Wen er mochte, den mochte er und für den tat er wahnsinnig viel.
Wen er
nicht mochte, den verachtete er und manchmal hasste er ihn sogar.
All die Prominenten (echt oder Möchtegern), die im Fernsehen
Reklame machten, vergällten ihm den Fernsehgenuß.
Wenn einer dieser Leute auf dem Bildschirm erschien, stieg sein
Blutdruck auf 190 zu 120, zuckte sein Finger zur Fernbedienung
und drückte unkontrolliert irgendeine Taste, um das verhasste
Gesicht auch nicht den Bruchteil einer Sekunde länger sehen zu müssen.

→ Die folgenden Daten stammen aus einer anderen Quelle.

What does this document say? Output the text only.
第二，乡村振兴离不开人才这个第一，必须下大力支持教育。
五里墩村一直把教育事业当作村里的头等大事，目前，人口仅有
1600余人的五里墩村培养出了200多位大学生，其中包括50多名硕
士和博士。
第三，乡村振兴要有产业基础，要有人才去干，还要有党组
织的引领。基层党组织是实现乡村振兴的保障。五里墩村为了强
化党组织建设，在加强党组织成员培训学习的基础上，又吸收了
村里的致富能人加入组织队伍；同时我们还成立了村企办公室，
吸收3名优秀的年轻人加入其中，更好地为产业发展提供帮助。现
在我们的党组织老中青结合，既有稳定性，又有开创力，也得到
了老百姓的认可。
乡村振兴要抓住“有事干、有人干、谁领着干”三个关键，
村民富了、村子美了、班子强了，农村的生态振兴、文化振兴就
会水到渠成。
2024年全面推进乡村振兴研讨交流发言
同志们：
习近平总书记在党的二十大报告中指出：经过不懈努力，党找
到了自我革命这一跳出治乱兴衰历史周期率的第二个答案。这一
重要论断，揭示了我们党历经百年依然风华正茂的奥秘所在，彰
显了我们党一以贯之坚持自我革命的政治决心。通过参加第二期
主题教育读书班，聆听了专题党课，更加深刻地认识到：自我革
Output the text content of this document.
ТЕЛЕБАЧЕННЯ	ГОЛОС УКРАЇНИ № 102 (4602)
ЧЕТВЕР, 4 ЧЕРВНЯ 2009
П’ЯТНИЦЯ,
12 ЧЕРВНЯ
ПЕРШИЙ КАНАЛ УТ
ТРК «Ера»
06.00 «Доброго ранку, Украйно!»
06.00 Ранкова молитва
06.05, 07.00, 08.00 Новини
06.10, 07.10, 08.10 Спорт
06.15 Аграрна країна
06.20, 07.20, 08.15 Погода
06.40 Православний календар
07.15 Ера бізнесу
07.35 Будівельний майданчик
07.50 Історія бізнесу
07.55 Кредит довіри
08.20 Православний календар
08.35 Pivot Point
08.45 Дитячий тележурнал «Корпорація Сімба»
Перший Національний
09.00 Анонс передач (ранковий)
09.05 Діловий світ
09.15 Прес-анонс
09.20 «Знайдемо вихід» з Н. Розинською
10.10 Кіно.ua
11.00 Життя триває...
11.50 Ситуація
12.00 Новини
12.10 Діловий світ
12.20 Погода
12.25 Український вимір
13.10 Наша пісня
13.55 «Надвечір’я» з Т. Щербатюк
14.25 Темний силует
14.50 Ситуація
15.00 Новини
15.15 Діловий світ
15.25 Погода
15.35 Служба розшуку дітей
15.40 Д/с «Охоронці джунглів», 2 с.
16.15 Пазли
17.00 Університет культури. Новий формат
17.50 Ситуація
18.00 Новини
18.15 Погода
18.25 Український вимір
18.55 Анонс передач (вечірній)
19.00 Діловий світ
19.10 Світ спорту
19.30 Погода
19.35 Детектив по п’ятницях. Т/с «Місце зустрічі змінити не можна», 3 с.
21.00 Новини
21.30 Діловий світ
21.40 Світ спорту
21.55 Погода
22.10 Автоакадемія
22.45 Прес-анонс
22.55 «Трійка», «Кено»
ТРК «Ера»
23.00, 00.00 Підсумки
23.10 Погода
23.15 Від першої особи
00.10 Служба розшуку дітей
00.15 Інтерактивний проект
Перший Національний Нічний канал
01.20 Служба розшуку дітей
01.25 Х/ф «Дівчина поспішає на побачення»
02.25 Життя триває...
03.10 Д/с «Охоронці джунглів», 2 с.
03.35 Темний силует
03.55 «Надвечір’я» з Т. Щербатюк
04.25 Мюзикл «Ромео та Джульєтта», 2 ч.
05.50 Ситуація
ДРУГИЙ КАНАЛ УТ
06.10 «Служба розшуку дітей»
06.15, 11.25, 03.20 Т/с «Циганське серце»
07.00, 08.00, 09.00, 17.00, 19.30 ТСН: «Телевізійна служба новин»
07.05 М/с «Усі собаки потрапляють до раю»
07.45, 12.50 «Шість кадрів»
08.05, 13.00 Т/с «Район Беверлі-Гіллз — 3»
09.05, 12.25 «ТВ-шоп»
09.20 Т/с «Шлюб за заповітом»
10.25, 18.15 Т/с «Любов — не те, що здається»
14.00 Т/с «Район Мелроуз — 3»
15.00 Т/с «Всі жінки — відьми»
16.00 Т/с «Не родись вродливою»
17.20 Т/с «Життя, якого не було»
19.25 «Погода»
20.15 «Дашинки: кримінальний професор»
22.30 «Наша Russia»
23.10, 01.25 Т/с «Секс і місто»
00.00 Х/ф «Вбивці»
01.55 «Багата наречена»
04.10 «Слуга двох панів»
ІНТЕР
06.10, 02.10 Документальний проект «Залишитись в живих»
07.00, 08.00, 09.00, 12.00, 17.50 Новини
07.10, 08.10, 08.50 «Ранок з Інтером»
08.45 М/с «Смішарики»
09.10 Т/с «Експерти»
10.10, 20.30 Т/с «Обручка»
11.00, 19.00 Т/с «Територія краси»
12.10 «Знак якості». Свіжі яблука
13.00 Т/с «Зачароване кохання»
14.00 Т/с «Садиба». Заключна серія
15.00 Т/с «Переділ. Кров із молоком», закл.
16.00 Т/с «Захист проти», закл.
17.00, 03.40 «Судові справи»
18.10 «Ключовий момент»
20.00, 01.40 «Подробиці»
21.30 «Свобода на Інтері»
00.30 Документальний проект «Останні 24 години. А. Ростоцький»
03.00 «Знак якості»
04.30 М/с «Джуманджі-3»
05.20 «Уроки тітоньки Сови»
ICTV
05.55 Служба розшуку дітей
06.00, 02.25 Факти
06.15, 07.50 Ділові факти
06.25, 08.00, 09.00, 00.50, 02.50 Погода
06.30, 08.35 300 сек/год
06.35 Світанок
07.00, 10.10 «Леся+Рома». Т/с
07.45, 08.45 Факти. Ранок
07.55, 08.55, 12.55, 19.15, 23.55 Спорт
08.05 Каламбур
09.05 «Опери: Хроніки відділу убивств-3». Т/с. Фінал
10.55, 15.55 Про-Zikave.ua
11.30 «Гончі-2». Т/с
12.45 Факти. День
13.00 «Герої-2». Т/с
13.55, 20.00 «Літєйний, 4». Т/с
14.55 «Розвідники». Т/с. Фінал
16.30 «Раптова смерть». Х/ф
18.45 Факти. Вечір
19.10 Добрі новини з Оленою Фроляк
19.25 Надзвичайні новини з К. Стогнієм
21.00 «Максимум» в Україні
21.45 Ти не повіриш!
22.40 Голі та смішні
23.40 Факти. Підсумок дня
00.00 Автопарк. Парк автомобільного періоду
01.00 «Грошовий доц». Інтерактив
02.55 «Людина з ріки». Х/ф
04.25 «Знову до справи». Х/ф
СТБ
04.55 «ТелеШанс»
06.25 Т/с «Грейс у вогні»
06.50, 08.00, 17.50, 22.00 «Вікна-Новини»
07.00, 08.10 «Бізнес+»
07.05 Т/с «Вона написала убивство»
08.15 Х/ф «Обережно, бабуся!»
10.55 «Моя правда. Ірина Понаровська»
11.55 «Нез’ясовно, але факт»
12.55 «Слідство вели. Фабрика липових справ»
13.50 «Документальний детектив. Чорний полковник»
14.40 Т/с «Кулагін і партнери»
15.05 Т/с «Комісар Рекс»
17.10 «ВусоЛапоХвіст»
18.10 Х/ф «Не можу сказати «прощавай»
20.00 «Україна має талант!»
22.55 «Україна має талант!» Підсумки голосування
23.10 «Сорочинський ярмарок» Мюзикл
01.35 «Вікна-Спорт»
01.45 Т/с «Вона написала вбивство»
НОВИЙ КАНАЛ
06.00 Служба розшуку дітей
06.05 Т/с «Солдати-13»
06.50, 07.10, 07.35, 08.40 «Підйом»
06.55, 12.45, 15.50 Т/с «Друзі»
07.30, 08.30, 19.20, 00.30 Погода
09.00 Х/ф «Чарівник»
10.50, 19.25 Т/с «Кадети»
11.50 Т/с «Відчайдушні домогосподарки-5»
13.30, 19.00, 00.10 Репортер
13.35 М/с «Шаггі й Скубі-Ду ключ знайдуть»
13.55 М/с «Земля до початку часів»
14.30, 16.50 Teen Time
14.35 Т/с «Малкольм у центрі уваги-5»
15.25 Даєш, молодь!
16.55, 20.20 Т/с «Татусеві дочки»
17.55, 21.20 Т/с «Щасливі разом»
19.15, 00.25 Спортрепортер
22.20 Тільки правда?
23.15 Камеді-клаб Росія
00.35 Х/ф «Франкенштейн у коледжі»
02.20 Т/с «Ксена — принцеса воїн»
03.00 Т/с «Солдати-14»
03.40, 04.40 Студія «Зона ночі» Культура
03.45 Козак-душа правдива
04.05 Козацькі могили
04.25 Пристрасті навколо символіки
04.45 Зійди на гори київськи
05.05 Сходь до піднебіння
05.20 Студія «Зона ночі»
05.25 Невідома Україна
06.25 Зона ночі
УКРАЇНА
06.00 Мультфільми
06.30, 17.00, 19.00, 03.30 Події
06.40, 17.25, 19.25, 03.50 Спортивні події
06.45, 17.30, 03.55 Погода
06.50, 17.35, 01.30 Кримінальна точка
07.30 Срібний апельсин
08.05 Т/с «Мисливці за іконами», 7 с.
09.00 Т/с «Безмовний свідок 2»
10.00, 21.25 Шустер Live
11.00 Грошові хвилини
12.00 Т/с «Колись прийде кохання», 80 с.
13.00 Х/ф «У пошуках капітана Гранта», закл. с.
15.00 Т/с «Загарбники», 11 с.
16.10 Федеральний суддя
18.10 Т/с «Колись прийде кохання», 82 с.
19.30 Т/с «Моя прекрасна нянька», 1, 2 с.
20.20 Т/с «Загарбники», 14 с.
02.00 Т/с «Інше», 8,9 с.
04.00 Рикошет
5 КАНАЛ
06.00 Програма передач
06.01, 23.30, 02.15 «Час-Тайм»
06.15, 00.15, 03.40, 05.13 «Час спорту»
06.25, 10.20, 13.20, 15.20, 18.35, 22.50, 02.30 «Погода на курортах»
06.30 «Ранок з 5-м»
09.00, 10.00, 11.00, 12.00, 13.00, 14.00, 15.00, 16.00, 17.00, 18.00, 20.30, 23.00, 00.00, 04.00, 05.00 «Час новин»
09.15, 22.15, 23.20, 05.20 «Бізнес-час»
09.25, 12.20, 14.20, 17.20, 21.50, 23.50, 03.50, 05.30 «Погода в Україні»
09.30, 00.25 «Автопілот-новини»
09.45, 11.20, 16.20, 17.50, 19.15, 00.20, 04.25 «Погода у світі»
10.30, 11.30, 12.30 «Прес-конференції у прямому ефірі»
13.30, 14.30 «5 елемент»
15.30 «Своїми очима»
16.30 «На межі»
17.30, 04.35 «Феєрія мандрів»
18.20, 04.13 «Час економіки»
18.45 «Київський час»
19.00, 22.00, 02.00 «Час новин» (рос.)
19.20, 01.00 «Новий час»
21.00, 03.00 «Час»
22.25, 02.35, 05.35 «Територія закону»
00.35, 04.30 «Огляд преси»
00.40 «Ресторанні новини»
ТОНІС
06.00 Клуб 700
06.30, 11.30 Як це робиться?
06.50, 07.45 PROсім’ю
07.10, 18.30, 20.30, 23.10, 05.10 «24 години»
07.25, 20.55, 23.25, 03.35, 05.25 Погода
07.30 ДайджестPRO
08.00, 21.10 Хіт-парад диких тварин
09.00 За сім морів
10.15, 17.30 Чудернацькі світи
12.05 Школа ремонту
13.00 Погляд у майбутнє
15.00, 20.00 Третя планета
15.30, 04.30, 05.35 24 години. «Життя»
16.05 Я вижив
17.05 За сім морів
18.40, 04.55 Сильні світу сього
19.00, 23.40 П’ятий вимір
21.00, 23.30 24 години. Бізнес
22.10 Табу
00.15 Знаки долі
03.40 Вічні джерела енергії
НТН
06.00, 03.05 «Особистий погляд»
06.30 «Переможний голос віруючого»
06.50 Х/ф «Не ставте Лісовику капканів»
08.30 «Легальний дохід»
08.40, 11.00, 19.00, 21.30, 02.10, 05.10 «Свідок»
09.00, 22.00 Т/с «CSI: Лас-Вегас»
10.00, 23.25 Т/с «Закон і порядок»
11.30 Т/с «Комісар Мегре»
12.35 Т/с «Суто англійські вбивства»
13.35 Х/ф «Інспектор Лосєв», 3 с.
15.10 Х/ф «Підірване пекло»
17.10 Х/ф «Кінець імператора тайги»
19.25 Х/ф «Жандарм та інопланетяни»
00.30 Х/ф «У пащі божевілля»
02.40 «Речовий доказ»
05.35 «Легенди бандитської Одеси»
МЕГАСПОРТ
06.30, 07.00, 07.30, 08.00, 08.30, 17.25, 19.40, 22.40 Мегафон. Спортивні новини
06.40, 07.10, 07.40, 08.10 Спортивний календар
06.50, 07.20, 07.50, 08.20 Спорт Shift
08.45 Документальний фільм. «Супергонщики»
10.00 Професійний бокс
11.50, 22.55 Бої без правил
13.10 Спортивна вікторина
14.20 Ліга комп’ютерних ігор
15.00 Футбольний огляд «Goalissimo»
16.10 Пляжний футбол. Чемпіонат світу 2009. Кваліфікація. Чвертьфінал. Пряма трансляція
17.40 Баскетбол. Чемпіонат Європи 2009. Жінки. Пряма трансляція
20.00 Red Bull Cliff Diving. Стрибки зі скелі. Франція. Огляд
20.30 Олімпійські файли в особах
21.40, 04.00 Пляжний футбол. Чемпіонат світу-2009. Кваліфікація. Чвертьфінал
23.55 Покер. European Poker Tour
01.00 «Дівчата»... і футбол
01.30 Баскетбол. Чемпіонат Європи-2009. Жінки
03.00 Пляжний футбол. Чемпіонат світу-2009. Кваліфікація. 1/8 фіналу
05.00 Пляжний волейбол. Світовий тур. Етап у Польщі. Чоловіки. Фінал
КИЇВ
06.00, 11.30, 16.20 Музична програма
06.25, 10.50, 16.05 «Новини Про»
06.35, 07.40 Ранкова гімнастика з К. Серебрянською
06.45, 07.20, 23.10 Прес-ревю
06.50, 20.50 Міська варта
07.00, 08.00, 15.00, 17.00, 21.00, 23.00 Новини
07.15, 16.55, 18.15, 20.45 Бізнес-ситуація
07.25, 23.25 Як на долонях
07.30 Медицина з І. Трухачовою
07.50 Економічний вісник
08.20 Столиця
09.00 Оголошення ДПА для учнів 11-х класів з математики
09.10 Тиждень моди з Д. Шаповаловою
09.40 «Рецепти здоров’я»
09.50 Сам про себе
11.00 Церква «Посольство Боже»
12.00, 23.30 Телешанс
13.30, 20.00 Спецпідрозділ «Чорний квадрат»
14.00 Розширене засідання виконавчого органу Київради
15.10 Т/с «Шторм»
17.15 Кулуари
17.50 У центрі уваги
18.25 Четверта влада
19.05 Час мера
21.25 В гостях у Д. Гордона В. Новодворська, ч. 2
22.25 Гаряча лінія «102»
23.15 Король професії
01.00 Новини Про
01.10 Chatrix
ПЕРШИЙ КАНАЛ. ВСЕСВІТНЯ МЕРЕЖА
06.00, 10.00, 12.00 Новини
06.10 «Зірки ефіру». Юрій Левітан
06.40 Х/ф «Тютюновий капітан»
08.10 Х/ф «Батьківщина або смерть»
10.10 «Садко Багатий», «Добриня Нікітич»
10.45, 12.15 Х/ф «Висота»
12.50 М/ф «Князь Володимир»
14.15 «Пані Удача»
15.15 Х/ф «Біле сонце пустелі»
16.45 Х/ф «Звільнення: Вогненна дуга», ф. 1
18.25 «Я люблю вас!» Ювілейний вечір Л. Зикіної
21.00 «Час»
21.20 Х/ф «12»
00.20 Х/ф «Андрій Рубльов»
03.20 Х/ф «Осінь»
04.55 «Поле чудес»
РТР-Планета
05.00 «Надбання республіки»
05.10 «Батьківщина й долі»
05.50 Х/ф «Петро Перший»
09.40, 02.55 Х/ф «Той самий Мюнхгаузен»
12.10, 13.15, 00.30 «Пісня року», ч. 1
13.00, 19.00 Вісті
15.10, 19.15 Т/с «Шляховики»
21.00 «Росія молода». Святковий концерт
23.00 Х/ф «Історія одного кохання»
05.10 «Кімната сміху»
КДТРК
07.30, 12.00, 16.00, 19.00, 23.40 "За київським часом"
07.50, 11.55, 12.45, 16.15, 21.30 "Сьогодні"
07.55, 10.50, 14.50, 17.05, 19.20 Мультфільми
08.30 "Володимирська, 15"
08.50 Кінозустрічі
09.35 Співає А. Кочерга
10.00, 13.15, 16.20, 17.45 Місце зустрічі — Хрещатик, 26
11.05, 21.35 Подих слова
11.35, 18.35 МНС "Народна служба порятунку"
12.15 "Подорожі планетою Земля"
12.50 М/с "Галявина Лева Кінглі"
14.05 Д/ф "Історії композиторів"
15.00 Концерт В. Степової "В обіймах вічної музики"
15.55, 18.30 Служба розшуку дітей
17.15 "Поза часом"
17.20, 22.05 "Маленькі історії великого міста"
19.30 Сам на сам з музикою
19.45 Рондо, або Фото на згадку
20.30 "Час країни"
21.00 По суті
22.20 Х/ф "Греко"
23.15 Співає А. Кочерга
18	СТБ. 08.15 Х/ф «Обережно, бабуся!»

Meistens wußte er noch nicht einmal, für welches Produkt der
Promi gerade warb.
Telefon, Gummibärchen, Spinat, ...
Da er völlig
allein lebte, konnte er das genauso tun, wie auch alles andere,
was er so tun wollte.
Oft vergingen Wochen, bis jemand sich bei ihm meldete oder sich
nach ihm erkundigte, wenn er sich nicht seinerseits bei
irgendjemand bemerkbar machte, dass er noch lebte.
Genauso
radikal wie mit seinen Freunden und seinem Fernsehgenuß war er
auch in seinen musikalischen Neigungen.
Seine Lieblingslieder konnte er viele Male hintereinander
spielen, ohne ihrer überdrüssig zu werden.
Ob Beatles ("Michelle", "In An Octopussy's Garden"),
Rolling Stones ("Paint It Black"), Queen ("Bohemian
Rhapsody"), Torfrock ("Preßlufthammer B-B-Bernhard")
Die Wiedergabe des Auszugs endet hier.